We can define and use passthrough and drop to update resulting json.

# inputs is the input json to the llm
# outputs is the json.loads()-ed llm output
# passthrough is a set, containing keys to passthrough from inputs to outputs
# drop is a set, containing keys to remove
outputs = {
  **outputs.outputs,
  **{k: v for k, v in inputs if k in pass_through},
}
outputs = {
  k: v for k, v in outputs.outputs.items() if k not in self.drop
}

Ensure generated

As LLM can do all the weird thing, it can also refuse to add a field that was asked to add. For example, “summary” might not be added to the {“url”: …, “contents”: … } inputs. Thus, the last thing to check is if the fields that were asked to add are actually added.

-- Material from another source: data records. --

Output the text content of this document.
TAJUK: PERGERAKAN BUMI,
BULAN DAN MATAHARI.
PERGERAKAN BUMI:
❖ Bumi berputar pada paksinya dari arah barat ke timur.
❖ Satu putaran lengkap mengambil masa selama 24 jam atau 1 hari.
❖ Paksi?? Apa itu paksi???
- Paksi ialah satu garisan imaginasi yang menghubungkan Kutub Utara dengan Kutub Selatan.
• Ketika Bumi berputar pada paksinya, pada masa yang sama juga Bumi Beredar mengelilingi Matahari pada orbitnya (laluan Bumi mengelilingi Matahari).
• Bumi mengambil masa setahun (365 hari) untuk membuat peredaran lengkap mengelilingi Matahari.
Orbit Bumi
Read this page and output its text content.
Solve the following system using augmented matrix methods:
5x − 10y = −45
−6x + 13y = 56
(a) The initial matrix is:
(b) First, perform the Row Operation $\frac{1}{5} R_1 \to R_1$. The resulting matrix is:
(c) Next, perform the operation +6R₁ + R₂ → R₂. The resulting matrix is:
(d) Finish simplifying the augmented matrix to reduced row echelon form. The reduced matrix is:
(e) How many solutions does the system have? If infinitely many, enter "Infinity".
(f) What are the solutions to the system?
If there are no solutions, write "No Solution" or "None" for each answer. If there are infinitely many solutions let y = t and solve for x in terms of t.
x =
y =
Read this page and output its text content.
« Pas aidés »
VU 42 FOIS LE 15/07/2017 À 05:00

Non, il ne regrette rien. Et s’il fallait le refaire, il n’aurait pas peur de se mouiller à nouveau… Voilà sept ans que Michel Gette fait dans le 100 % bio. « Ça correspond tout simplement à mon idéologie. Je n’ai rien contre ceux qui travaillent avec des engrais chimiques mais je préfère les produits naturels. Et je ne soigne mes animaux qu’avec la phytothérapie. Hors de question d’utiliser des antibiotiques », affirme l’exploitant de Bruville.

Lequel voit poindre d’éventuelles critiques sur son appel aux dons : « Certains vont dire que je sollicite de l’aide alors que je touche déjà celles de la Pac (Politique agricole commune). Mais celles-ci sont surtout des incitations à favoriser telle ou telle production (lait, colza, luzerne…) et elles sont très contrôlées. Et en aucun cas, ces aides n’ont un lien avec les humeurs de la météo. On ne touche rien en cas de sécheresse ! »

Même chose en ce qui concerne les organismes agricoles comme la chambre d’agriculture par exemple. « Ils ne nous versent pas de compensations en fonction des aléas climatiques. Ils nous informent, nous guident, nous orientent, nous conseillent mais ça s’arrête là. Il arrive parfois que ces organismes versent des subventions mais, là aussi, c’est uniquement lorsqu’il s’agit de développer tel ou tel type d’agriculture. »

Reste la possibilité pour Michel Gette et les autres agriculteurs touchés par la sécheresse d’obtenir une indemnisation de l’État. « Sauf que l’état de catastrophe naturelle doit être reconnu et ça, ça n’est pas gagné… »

# ensure_generated is a set of keys that must be present in the outputs.
for k in ensure_generated:
  if k not in outputs:
    raise ...
return outputs

Manual code for reduction

I decided not to rely on LLM for stuffs that don’t require creativity due to all the mistakes LLM can make. Let’s say there’s a reduce stage in a map-reduce. Such a reduce may perform concatenation of map outputs, sorting of map outputs, etc. Those should be manually written code.

Manually written reducer should not believe its inputs. For example, when mapper is asked to generate ‘score’ as float, chances are that they may contain incorrect thing even like “adsdf!”.

Below is how I perform reduce.

def sort_by_score(inputs_list: list[Inputs], logger) -> Outputs:
    filtered_list = []
    for i in inputs_list:
        try:
            _ = float(i.inputs["score"])
        except ValueError:
            logger.warning(f"Skip {i.inputs['score']} as it's not a float")
            continue
        filtered_list.append(i)
    filtered_list.sort(key=lambda i: i.inputs["score"], reverse=True)
    return Outputs(outputs={"summaries": [i.inputs for i in filtered_list]})

Conclusion

LLM can make all the mistakes however one constraints its outputs. Use of LLM to fix the output may work, but not guaranteed. What’s more troublesome is that each LLM call costs money, and we can avoid it. This post explained how one could use LLM reliably in this settings.